Energy experts opening the eight annual Atom conferences in Moscow, Russia have warned that developing countries looking to use nuclear energy should consider radioactive waste before signing any agreement.
Russia has over the past few years seen an increase in corporations and partnerships with developing countries on nuclear energy programmes- with some using their technology to build nuclear plants.
A few African countries have recently shown keen interest in developing and building nuclear reactors.
This week Russia will sign memorandum of understanding (MOU) with three African countries on nuclear development.
This includes Kenya, Nigeria and Zambia. Russia is steadily seeing an interest in nuclear partnership from various African countries and countries in South East Asia.

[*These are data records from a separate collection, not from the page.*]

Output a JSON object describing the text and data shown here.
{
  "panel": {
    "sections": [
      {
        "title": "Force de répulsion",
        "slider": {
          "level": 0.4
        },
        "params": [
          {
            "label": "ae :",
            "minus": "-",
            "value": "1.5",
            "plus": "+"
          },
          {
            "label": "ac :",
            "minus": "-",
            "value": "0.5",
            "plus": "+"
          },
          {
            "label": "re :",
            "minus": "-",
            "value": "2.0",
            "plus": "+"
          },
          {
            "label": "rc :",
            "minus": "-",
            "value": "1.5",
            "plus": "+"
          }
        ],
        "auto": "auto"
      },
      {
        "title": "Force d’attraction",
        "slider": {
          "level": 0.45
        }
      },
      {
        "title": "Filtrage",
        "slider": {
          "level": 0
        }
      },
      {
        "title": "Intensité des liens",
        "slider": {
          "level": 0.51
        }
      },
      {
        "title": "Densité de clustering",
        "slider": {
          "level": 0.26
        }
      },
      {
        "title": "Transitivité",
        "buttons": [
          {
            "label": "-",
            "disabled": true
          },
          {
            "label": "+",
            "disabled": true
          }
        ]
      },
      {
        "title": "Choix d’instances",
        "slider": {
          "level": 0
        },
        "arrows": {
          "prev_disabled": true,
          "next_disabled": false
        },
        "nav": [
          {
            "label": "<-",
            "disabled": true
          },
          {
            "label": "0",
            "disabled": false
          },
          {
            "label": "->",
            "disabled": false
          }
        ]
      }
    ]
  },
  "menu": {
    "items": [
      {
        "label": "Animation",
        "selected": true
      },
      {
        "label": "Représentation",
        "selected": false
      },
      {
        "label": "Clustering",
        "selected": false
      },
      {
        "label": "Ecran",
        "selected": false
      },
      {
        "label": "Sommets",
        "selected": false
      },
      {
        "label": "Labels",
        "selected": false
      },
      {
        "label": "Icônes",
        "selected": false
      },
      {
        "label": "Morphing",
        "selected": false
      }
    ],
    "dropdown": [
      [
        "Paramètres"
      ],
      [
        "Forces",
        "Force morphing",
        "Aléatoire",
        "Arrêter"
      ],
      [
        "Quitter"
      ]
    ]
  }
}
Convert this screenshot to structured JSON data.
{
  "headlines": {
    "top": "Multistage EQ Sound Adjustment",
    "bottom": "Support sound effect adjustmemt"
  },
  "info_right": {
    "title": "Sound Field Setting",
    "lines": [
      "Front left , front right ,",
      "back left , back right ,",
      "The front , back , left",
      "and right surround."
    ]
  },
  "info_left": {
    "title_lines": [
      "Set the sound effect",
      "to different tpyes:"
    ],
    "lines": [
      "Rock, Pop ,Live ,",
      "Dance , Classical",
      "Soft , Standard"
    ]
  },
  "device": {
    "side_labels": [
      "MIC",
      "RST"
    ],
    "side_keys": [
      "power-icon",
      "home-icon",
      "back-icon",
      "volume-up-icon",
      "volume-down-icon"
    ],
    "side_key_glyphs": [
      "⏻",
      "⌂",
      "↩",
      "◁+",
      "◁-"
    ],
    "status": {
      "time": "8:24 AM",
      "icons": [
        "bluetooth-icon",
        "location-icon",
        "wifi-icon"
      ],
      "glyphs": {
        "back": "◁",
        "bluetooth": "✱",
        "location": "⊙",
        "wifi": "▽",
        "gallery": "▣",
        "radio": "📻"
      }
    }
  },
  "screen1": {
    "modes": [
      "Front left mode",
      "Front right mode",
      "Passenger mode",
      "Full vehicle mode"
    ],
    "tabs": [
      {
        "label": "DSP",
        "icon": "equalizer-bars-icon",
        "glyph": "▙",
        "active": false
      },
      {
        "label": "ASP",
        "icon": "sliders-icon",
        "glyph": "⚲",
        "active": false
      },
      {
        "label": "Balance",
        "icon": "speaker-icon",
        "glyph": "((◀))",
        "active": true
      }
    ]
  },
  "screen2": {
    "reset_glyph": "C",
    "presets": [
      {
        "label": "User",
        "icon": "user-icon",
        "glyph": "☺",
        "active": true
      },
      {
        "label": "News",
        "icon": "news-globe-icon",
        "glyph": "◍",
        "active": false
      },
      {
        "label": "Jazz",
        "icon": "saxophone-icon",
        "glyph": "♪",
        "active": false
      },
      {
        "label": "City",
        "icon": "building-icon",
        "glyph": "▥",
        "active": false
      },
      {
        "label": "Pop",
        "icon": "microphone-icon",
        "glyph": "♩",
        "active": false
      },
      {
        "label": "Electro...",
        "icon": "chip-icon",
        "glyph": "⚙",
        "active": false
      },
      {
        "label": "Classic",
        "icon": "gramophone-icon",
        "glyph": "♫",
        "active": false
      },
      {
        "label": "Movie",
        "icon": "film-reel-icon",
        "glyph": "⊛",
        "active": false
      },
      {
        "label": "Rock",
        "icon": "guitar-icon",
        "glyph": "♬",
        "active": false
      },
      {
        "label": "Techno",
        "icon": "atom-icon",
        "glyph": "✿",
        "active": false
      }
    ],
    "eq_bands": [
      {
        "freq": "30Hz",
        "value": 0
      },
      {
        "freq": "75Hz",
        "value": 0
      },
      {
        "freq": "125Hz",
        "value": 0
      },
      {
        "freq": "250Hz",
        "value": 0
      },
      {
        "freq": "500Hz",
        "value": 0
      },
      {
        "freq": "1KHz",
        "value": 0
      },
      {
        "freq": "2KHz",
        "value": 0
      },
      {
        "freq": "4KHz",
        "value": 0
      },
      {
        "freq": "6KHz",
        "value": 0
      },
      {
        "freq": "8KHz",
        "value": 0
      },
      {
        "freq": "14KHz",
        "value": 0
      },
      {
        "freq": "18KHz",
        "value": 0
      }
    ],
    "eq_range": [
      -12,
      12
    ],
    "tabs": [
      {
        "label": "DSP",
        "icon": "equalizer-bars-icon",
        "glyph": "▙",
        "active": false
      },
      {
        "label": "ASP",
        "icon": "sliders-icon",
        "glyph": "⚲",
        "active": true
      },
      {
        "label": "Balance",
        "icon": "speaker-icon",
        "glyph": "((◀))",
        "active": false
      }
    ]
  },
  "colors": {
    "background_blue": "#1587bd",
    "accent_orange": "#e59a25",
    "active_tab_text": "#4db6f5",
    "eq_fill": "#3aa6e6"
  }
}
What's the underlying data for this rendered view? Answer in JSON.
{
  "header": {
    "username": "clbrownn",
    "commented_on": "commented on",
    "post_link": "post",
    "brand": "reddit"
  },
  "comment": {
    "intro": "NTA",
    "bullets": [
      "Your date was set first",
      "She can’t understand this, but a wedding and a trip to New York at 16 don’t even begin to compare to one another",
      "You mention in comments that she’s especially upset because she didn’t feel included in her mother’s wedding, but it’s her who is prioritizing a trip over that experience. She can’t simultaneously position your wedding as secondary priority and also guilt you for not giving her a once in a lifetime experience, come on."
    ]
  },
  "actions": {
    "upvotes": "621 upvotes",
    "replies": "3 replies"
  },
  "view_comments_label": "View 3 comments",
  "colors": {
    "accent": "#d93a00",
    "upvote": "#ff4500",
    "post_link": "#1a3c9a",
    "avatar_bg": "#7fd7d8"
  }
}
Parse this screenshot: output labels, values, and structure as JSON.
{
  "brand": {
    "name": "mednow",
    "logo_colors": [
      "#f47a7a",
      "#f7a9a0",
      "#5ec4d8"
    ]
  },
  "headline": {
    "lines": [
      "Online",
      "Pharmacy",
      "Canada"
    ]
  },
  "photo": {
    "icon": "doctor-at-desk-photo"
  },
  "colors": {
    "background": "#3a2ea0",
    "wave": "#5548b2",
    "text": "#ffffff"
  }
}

Mikhail Chudakov is Deputy Director General of IAE-a company that helps to create the necessary infrastructure for nuclear waste.
Chudakov says although Russia is seeing an increased interest in nuclear partnerships, the partnerships should be done with caution
“More important is that developing nations are planning to include energy in their energy mix but you should remember that it should be developed on the safety culture.”
Zambia is in early discussions with Russia to include nuclear as part of its energy mix.
Kenya is also another African country considering the use of nuclear energy. It plans to build its first nuclear reactor by 2024.
The country already has an established Nuclear Energy Body. Joseph Muthari is a Kenyan member of parliament.
“Yes, we want to establish a working relationship with the team here in Moscow because in Kenya we have a target of at least 2017 – we should have started producing nuclear energy.”
“Kenya is a growing nation and we want to be a country that is able to satisfy the energy needs. And it is important that we diversify our energy source. We are already involved in the training of our personnel so we have students here in Moscow and also students being trained in Korea. African countries are also coming up the demand for electricity is growing the demand is growing.”
Ghana signed an MOU with the state atomic energy corporation of Russia (ROSATOM) in 2015.
Ghana Atomic Energy Commission Benjamin Nyarko says: “Africa has a problem with energy and the best way for Africa to be able to resolve that issue is to go for nuclear power.”
“Waste management in the nuclear power programme has been the main issue that we have had to address so when we are dealing with waste structures we should be able to deal with the waste and when you’re signing an agreement you should open your eyes well. Financing is also a big problem for Africa.”
Over 45 countries are actively considering embarking upon nuclear power programmes.
This ranges from sophisticated economies to developing nations. The front runners include the UAE, Turkey, Vietnam, and Poland.
In 2016, Atom expo attracted 4.5 000 people from 55 countries across the world.